Kaazim stepped out of the shadows enough so I could see the puzzlement on his face. “Doesn't it bother you that I think of you as less, because Anita has forced you to be her servant?”

“No.”

“Because you do not care about my opinion.” Kaazim sounded angry now. The first thread of his beast breathed through the room as if someone had opened a hot oven for a second.

“You are Harlequin. That means that you are a better warrior than I will ever be. That alone gives you reason to feel superior to me, but the vampire who made me tortured any pride out of me centuries ago. She made of me an empty vessel to fill as she saw fit. Empty vessels do not have pride, so I have no pride to be injured.”

“We know of your creator.”

“I always hoped that She-Who-Made-Me would finally do something so awful that the vampire council would send the Harlequin to slay her.”

“If we had been sent to kill your master, we would not have left any vampires so old as you alive.”

“Either way, I would have been free of her.”

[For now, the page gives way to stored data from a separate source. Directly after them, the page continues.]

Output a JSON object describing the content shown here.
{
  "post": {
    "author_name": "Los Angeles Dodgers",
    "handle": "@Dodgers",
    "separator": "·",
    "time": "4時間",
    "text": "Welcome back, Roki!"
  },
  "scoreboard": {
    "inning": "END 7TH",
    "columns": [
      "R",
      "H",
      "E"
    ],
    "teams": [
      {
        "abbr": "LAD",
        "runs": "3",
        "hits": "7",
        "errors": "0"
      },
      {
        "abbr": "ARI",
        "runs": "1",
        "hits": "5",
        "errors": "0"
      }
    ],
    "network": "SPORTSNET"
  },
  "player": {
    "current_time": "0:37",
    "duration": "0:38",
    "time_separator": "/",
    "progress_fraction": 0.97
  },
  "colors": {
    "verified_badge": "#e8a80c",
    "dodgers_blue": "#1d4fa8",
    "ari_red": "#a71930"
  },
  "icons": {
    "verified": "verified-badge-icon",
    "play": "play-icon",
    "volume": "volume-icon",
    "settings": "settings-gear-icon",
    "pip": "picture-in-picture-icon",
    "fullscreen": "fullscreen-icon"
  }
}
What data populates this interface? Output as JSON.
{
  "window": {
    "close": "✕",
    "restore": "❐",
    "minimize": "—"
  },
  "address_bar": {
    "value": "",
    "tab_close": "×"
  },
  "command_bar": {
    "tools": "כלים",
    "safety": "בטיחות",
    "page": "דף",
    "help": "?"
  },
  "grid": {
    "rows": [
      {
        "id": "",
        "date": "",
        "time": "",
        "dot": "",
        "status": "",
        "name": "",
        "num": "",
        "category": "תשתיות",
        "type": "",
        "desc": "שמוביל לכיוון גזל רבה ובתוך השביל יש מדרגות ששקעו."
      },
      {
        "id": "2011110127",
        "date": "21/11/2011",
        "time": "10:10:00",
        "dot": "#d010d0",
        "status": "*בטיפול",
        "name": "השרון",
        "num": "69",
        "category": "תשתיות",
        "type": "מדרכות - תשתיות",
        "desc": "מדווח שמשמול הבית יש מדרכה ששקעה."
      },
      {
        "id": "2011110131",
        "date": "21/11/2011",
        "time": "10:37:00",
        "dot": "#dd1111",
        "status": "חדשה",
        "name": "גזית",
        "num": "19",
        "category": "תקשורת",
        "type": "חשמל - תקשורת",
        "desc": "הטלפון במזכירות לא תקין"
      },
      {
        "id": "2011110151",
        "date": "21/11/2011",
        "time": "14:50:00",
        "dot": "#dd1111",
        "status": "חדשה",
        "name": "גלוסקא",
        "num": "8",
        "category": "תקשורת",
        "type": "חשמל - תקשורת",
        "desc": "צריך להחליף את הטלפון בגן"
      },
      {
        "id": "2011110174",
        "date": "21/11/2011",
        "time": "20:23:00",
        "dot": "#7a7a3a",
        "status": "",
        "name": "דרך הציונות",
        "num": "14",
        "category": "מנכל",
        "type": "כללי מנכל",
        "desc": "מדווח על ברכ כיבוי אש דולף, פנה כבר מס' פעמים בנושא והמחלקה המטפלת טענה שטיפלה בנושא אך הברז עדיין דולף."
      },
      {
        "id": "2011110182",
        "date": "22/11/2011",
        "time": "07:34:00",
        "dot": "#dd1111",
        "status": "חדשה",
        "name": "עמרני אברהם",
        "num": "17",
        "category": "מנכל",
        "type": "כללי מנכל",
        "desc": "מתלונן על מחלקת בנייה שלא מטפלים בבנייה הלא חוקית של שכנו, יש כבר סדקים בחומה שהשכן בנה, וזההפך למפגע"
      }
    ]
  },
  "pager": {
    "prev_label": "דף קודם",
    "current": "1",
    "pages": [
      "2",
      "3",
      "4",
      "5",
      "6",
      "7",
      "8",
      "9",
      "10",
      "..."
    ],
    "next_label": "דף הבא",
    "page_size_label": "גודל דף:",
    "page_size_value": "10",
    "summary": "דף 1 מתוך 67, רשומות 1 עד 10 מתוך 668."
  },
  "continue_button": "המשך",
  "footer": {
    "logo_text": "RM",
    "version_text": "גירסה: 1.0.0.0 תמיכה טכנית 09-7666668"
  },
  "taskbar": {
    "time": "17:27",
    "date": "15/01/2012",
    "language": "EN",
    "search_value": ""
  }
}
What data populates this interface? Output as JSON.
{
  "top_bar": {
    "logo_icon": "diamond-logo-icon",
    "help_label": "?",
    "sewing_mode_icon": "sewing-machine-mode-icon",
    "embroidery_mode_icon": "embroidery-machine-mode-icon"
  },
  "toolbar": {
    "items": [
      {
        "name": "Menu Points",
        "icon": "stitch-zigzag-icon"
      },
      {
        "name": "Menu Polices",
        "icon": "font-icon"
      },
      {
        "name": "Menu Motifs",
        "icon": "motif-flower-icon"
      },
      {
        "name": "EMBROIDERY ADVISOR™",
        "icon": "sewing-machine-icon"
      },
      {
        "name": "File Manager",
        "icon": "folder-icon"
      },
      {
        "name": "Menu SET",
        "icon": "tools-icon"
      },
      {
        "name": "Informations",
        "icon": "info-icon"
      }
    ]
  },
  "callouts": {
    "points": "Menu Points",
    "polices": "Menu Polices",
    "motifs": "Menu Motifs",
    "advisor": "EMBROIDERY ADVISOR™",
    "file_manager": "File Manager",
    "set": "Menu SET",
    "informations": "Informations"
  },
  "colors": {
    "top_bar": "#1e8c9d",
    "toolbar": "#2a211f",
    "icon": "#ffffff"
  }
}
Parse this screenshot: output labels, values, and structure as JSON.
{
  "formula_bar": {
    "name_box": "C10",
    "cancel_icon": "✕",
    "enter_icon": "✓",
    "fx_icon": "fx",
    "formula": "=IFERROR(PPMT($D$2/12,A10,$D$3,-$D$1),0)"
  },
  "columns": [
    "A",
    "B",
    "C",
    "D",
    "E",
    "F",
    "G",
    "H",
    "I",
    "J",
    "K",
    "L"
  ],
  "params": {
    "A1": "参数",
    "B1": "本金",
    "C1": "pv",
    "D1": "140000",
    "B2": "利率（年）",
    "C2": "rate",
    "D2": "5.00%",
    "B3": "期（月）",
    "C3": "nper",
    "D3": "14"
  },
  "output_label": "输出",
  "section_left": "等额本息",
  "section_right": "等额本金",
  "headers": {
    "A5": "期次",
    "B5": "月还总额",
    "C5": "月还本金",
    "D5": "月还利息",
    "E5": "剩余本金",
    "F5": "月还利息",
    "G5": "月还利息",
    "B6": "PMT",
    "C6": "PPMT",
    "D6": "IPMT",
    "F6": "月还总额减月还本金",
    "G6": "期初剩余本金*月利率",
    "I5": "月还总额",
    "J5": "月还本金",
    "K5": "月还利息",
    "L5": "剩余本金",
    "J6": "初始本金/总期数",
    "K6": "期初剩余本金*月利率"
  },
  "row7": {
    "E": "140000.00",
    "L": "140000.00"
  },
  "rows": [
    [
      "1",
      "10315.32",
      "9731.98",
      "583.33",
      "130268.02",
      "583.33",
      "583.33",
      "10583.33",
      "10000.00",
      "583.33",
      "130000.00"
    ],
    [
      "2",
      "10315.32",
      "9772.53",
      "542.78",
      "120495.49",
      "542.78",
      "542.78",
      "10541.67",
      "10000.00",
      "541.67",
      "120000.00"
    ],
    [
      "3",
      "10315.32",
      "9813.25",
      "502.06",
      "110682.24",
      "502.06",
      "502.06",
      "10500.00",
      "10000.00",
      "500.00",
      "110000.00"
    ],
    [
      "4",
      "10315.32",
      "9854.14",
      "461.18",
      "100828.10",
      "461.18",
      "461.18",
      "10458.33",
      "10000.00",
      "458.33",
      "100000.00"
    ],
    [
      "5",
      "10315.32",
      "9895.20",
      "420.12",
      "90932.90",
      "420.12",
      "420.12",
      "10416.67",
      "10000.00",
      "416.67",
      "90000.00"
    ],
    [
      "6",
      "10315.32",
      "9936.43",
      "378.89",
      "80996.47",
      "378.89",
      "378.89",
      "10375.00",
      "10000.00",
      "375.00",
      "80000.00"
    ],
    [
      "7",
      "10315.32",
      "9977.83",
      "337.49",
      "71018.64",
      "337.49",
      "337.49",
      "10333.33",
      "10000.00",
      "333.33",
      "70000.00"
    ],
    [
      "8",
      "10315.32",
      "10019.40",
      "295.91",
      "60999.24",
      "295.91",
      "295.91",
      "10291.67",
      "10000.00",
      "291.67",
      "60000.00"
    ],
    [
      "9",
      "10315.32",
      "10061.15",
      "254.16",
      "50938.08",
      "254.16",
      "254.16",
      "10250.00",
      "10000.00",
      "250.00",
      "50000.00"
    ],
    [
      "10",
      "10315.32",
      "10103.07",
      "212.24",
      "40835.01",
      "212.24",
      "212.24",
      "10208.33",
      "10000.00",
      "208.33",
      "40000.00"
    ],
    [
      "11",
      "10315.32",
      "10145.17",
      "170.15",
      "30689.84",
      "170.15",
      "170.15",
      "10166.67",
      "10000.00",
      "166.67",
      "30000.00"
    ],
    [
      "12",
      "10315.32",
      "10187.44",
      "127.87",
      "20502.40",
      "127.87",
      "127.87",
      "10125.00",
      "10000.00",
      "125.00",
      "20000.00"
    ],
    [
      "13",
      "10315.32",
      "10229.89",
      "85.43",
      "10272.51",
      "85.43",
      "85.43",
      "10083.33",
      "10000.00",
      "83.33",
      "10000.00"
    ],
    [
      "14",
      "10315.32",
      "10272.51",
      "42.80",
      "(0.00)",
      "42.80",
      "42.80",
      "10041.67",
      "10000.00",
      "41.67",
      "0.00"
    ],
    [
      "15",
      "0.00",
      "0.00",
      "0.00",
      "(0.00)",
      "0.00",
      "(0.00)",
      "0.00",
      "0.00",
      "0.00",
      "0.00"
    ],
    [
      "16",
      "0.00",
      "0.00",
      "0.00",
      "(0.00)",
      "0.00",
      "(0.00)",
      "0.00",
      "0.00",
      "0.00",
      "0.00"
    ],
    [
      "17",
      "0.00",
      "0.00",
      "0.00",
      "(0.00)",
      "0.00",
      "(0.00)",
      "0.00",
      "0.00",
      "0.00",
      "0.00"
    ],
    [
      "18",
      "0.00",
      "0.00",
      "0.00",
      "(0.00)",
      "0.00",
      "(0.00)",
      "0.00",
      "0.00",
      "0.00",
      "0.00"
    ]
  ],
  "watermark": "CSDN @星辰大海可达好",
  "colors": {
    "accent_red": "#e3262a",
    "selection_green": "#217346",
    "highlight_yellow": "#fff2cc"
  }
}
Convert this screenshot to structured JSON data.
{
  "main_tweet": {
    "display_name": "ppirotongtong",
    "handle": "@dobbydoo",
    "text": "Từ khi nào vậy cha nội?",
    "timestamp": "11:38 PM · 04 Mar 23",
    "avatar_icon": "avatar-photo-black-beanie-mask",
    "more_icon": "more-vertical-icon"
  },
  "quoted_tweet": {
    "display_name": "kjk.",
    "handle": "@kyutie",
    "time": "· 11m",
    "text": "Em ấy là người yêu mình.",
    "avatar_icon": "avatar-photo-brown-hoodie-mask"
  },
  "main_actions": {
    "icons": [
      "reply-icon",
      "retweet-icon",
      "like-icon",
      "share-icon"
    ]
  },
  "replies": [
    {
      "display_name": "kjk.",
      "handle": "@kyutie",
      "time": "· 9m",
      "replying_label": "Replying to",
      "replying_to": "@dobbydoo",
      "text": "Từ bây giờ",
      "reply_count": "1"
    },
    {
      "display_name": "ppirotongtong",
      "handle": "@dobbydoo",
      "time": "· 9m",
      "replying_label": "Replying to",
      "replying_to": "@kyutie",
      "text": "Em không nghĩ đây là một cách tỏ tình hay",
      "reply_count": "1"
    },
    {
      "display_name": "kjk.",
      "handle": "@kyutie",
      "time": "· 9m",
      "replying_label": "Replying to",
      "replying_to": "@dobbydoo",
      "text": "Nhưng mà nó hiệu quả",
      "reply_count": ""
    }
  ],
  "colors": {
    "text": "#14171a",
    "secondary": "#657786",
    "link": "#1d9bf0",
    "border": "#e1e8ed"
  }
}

“You would have embraced death to be free of your master?”

“Oh, yes.”

“Suicide would have freed you, too.”

“But it might have denied me entrance to Valhalla. Death at the hands of the Harlequin would have been a glorious death.”

“Do you still believe in your Valhalla after all these centuries?” Kaazim asked.

“Yes, I do.”

“Most of us lose our faith under the power of the vampires.”

“It was one thing she could not take from me.”

Kaazim studied him, emotions playing over his dark face like cloud shadows on a windy day, too fast for me to understand, but it was more emotion than I'd ever seen him display. “If she left you your faith, then it was only because she could not understand it enough to tear it away from you.”

“Yes, most likely.”

“You are lucky that your master did not understand faith.”

“I am.”

“I was sent to spy on her once, your mistress. She was a terrible thing.”

“Did you see me?”

“Yes.”

“I did her bidding.”

“I saw.”

“I will not ask what you saw me do on her orders, because I do not want Anita to know the worst of me.”

“You are her servant. She knows all your secrets.”

“No, she leaves me space and privacy.”

Kaazim looked surprised. “Why would she do that?”

“I don't want Damian to know all my secrets either. I don't want anyone that far inside my head.”

“That is very you,” Kaazim said.

“Yeah, it is. What do you know about what's happening to Damian?”

“Nothing,” he said.

Bobby Lee said, “What do you know about a vampire with symptoms like Damian has?”

Kaazim smiled and nodded respect at the other guard. “Well worded, my friend.”

“I've been in your part of the world a lot.”

“It has been centuries since we have seen such symptoms.”

“Symptoms of what?” I asked.

“Of having angered the Mother of All Darkness.”

“I don't understand.”

“Did the Mother ever visit your dreams, Anita?” he asked.